Performance evaluation of surface-modified silica nanoparticles for enhanced oil recovery in carbonate reservoirs

Abstract

The purpose was to prepare a (3-glycidoxypropyl)-trimethoxysilane (GPTMS)-SiO2 nanofluid and analyze the effect of nanofluid injection on carbonate reservoirs. GPTMS-modified silica nanoparticles (SNPs) were investigated by Fourier transform infrared spectroscopy (FTIR) and elemental analysis. FTIR spectra of C-H stretching vibrations at 2950 cm−1, indicating silica surface modification with GPTMS, were observed when the GPTMS in the feed was greater than 0.7 mmol/g. Further, a stable nanofluid was obtained when the amount of grafted silane was close to 0.73 mmol/g, the theoretical maximum amount of grafted silanes. To evaluate the performance of surface-modified SNPs for enhanced oil recovery in carbonate reservoirs, wettability alteration tests comprising flotation test and contact angle measurements using powder and plug samples of carbonates, respectively, were performed with different SNP concentrations.
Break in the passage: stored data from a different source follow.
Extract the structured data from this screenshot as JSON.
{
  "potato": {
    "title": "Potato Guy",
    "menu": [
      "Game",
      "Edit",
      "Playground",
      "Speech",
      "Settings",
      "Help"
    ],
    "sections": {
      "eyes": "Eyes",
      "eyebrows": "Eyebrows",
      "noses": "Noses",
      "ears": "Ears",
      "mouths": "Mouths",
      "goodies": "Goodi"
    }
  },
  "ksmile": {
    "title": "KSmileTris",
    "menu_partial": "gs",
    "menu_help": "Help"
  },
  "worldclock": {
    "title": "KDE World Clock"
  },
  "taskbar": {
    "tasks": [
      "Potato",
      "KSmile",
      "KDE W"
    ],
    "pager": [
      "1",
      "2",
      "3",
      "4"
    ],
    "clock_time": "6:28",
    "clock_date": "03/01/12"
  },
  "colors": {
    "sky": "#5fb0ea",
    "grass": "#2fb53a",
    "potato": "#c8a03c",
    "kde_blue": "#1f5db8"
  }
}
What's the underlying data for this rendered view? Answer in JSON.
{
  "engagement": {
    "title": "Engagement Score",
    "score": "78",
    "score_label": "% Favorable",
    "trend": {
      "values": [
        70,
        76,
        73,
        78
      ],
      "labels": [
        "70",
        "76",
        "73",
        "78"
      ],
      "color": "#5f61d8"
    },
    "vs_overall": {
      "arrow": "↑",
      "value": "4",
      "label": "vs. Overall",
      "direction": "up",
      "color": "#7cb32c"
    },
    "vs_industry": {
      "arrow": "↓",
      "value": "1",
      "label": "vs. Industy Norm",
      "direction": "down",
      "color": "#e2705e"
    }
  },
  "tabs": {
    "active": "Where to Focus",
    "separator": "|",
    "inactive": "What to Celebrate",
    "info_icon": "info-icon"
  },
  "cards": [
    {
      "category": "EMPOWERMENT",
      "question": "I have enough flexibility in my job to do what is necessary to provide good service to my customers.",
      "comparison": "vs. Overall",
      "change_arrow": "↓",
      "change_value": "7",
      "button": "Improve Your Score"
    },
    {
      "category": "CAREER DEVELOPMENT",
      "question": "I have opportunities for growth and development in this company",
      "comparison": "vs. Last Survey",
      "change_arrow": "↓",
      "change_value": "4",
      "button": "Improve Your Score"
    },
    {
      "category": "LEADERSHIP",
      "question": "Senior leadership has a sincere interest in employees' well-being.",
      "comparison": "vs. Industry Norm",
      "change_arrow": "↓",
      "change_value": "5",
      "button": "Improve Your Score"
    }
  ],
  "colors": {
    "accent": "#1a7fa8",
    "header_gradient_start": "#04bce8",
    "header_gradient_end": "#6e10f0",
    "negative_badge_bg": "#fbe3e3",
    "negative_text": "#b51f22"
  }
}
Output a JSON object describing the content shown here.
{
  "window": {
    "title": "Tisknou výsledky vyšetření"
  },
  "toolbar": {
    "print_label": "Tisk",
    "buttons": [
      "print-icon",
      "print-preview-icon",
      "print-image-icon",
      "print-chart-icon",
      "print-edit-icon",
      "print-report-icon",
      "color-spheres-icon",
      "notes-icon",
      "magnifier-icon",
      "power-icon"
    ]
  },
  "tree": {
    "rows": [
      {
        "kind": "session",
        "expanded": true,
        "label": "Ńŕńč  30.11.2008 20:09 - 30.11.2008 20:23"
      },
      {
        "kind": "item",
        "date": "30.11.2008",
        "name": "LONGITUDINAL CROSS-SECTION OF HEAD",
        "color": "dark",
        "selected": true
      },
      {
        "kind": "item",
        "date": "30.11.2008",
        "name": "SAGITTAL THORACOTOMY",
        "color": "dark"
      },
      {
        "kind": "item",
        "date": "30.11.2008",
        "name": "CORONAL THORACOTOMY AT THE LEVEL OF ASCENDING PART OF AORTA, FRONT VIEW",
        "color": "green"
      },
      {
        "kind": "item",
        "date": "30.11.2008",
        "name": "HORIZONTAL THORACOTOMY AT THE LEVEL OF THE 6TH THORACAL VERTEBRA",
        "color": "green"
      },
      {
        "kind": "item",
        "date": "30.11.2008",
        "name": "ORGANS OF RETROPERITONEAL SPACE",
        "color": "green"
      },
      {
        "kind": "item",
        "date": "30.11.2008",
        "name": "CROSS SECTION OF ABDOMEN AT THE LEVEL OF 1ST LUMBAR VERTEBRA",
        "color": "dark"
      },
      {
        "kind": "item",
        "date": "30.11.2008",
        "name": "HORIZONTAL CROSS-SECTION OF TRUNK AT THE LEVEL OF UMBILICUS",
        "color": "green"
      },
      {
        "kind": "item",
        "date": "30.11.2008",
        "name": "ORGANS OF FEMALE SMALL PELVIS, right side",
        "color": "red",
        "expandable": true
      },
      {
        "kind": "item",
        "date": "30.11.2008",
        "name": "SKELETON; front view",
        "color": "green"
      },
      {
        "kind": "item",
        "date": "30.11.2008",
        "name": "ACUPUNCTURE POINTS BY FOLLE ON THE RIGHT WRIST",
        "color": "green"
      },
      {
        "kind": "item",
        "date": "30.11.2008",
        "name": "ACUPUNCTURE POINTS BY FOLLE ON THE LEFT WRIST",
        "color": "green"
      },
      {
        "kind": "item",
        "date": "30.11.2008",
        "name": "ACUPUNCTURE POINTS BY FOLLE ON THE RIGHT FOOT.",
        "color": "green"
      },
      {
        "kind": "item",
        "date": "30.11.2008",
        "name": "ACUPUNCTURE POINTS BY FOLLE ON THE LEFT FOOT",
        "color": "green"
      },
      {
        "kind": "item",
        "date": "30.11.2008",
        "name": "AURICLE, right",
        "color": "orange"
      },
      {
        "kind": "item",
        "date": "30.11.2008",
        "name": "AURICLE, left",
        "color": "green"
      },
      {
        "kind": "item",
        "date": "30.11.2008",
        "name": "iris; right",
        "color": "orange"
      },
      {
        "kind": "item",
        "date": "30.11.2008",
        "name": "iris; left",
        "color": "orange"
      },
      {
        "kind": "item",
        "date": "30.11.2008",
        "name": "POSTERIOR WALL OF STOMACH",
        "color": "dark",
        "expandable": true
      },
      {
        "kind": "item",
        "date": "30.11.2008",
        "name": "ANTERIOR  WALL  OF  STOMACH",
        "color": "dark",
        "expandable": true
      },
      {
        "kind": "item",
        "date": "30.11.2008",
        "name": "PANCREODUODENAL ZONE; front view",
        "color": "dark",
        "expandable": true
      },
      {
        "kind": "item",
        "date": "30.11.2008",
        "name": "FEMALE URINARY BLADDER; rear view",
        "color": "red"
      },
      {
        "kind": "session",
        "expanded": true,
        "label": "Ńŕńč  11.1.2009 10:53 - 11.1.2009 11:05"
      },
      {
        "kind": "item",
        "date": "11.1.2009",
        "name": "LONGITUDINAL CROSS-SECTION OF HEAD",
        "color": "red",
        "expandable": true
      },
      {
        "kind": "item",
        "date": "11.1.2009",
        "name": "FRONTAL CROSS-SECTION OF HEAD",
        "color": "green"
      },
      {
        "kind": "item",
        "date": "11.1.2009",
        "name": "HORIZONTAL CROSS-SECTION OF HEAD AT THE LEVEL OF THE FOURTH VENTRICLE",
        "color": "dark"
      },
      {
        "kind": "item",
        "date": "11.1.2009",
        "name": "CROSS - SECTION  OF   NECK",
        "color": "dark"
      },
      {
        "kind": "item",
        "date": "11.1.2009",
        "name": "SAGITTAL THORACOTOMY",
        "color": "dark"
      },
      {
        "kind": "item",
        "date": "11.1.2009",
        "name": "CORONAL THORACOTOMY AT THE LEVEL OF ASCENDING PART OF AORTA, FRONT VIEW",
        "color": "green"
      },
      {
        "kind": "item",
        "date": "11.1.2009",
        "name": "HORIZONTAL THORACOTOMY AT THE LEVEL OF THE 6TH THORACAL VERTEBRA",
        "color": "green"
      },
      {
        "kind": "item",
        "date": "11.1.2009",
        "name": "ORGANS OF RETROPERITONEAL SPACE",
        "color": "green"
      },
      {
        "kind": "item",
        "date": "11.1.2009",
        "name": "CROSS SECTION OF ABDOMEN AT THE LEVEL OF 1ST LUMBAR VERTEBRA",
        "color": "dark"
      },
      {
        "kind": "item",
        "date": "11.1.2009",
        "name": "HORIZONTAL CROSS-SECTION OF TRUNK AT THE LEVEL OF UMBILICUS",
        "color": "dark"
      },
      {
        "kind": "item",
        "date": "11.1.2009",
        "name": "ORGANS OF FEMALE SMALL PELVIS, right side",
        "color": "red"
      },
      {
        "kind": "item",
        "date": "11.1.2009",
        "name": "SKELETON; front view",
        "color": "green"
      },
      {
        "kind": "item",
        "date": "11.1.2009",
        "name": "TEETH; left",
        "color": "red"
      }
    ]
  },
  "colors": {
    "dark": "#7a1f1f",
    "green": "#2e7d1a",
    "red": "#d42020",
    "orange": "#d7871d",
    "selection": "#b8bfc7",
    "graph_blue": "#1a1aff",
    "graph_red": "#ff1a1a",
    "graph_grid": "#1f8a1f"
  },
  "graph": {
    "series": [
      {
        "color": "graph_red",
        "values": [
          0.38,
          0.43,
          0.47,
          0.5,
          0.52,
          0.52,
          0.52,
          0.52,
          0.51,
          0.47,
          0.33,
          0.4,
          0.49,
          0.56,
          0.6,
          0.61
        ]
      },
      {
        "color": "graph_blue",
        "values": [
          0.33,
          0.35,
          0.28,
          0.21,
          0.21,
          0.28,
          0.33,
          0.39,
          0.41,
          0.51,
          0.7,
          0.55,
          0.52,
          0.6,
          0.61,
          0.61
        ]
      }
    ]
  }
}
Powder samples were successfully changed from oil-wet to water-wet, and the contact angle of the plug sample decreased by up to 62.8% as a result of the reaction of the nanofluid; however, it did not reduce interfacial tension (IFT) as effectively as IFT reducer additives. A coreflooding test was conducted to determine the effective parameters of the enhanced oil recovery with the GPTMS-nanofluid, such as SNP concentration, injection rate, and rock properties. The nanofluid injection increased oil recovery by approximately 20% compared to conventional waterflooding through incremental oil recovery, mainly attributed to wettability alteration. Therefore, we expect the nanofluid to dramatically increase the oil recovery in strongly oil-wet carbonate reservoirs under high-salinity conditions.